There is a basal divide in the inkjet printer industry, piezoelectric printers such as Epson (Mutoh/Roland/Mimaki), vs Canon/Hp/Lexmark using bubblejet technology.
An inkjet printer has an ink depot that connects to a firing room that is attached to a nozzle - where the ink droplet emerges. The difference in the middle of the two technologies lies in the firing chamber.
Piezoelectric crystals are pretty phenomenal things, when you put an galvanic fee over them they change shape and they can do this swiftly and repeatably. A tiny crystal in the firing room twitches and creates a pressure wave that expels a droplet from the nozzle.
A bubblejet printer has a tiny heater element within the firing room which boils a tiny drop of the ink, this expands explosively and creates the pressure wave to drive the drop from the nozzle.
Why does the ink come out of the nozzle rather than blowing back up to the reservoir? Well in a way it does, it's just a matter of scale. If you are standing by a construction and there is a small explosion in the middle of you and the building...which one moves the most?
So there isn't a vast difference in the middle of the two methods. The consequences of their differences do lead to some major issues.

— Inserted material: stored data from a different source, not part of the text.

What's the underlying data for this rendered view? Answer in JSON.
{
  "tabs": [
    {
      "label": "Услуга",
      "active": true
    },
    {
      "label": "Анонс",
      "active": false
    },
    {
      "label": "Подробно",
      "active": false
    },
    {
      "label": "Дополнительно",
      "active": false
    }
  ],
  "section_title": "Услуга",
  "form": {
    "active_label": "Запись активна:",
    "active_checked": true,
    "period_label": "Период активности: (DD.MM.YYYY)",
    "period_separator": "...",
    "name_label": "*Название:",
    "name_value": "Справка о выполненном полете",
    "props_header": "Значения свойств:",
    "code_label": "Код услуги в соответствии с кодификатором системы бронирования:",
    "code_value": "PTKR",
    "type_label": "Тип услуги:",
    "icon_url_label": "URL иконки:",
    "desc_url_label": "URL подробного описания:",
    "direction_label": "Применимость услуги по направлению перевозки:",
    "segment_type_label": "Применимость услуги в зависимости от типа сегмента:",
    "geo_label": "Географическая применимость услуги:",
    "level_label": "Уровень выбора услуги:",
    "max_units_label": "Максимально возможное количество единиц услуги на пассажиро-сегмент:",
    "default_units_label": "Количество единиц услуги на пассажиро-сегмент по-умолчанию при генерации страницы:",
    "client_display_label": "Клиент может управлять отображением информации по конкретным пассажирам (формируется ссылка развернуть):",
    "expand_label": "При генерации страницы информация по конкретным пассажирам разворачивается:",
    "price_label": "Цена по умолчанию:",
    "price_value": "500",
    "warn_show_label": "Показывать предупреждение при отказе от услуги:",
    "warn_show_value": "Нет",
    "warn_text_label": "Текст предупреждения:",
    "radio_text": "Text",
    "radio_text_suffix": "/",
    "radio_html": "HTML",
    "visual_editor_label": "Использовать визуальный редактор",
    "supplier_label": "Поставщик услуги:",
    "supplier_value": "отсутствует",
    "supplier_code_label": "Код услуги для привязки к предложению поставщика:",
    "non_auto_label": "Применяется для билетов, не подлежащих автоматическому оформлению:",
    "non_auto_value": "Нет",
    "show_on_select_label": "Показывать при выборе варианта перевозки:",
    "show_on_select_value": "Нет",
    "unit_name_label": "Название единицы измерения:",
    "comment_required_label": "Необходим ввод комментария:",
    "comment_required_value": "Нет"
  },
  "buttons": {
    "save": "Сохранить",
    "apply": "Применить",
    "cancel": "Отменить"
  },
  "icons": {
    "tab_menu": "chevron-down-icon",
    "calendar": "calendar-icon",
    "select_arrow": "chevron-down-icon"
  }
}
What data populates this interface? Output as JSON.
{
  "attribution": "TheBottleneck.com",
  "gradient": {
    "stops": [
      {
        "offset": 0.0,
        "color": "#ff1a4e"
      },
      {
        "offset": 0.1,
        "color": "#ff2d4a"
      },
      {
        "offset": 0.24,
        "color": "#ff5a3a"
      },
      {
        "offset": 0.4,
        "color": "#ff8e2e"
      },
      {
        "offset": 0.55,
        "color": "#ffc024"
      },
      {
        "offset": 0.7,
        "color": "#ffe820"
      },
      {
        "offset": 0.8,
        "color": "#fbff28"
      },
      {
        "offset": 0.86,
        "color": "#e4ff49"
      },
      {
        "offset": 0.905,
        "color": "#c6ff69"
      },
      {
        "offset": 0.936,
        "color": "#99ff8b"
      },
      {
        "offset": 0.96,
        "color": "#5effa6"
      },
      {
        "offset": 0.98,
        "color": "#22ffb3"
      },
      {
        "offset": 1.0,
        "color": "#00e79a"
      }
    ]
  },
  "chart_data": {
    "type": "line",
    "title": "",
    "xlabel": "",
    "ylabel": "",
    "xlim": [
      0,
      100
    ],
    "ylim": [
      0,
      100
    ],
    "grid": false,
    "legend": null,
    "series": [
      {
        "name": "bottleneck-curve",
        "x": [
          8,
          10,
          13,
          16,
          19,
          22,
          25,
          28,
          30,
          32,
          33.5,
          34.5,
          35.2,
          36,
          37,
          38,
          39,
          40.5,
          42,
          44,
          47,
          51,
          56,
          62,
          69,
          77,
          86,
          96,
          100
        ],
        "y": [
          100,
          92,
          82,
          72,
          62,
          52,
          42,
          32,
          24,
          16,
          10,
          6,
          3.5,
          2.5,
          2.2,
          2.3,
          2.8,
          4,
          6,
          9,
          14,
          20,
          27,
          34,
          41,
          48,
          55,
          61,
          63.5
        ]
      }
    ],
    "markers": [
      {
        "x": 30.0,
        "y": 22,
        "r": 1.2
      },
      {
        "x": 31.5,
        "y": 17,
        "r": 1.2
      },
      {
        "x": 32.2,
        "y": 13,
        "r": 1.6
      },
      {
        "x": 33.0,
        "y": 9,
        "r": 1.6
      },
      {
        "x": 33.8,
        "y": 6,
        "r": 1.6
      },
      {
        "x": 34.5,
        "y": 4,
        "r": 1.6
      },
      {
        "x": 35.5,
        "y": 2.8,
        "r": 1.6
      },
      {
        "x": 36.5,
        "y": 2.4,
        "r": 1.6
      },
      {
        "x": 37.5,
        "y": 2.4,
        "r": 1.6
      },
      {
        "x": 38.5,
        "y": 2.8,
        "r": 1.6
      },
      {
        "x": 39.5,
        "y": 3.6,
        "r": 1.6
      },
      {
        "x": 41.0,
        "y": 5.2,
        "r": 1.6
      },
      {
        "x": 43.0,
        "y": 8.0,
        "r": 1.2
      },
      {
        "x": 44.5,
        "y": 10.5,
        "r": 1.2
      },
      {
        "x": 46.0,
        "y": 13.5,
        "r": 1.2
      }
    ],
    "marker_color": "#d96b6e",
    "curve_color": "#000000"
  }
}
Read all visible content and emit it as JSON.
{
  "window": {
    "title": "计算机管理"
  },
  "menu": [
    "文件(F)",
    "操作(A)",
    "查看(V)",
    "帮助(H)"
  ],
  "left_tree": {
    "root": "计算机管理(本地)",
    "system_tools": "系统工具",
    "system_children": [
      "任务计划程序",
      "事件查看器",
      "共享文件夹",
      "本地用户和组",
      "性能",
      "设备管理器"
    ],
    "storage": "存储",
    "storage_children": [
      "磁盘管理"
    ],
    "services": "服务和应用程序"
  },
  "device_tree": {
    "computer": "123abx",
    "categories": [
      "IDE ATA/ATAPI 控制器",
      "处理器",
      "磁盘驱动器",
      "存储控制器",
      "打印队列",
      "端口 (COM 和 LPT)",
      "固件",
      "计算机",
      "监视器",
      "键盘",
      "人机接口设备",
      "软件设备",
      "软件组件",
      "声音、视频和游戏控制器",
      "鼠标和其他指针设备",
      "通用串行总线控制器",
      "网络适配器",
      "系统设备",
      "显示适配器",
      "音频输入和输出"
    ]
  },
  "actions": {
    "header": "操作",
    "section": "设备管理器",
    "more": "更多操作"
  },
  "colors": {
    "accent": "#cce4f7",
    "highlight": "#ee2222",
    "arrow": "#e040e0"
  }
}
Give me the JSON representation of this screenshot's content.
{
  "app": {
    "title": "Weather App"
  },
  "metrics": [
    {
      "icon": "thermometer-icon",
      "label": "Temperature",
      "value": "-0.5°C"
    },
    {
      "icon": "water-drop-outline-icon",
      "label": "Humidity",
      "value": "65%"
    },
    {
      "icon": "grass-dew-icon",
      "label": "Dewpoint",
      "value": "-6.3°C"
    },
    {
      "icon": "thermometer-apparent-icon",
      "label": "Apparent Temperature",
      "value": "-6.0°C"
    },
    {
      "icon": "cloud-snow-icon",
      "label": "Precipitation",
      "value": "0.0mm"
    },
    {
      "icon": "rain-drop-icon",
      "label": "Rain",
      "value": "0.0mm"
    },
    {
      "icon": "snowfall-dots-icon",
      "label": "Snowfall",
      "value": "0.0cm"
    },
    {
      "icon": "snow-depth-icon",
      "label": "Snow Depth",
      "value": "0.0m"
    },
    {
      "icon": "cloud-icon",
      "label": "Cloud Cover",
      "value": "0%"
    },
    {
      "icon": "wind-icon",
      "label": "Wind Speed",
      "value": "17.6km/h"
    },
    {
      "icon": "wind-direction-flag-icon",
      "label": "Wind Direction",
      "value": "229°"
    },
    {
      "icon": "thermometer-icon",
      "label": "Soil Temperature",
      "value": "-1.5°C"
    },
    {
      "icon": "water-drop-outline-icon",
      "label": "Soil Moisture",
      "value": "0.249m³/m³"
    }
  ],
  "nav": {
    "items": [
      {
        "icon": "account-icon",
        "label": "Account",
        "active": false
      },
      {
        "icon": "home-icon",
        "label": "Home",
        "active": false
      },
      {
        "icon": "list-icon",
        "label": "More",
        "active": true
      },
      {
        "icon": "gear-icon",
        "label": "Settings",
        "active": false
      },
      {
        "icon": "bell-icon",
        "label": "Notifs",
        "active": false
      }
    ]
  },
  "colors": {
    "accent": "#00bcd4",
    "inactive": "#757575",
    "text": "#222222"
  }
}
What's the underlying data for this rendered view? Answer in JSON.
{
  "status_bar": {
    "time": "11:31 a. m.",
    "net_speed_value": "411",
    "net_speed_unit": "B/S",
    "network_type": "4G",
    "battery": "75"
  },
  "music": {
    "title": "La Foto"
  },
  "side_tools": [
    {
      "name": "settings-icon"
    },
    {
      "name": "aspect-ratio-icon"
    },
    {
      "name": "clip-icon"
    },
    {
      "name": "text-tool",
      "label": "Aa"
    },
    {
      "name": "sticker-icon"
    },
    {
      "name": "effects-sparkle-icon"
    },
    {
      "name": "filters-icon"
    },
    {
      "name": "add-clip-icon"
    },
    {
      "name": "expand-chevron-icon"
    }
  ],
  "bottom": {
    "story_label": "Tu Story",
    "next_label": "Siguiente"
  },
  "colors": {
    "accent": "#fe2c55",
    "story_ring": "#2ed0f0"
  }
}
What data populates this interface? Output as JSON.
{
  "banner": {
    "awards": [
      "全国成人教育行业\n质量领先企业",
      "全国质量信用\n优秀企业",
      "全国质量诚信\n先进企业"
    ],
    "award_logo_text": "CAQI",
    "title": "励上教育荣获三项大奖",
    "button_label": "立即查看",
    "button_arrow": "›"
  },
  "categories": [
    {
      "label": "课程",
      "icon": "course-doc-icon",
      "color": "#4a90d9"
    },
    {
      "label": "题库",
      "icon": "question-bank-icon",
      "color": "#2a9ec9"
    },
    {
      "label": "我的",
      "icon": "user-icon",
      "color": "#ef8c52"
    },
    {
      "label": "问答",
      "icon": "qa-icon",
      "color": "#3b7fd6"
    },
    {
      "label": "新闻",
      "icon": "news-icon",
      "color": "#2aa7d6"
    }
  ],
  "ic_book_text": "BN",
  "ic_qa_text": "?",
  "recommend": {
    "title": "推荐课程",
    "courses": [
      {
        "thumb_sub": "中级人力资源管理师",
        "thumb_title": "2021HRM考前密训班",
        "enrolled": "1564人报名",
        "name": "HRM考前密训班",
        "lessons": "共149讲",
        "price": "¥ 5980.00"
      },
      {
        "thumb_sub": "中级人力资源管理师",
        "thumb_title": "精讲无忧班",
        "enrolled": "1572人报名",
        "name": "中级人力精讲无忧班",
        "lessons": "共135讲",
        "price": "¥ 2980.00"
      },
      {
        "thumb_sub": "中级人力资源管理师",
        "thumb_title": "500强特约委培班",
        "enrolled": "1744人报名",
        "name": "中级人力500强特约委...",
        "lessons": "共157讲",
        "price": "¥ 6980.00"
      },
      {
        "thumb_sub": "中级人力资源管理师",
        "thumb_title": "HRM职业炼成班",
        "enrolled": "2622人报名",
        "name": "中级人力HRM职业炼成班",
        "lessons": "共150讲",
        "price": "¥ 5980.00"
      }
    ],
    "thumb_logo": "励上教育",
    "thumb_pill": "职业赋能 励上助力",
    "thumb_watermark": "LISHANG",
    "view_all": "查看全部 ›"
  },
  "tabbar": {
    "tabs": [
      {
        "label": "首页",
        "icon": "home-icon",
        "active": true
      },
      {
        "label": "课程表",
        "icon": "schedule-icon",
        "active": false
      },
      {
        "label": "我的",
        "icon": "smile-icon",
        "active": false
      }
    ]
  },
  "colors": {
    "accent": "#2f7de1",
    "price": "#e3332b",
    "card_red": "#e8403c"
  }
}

A bubblejet head, using a heater element and boiling ink is less robust than a piezo crystal running near room temperature. The heater can burn out foremost to failure of the nozzle especially if run dry but more importantly the boiling of ink by the element causes deposits to form on the element (the Japanese engineers refer to it as biscuiting). This can lead to a loss of efficiency over the life of the head. Consequently bubblejet heads tend to be supplanted frequently, often with every ink cartridge change where the head is integrated into the cartridge. Piezo heads are fixed and only the ink is replaced.
The deposit during boiling is a serious constraint upon the formulation of the ink and it is crucial that the formulation is correct. Third party inks can be a poor choice.
Piezo heads have a much greater formulation tolerance.
Which technology is better?
Both do the job at almost the same price and, if you can't tell the difference on the paper, ...who cares.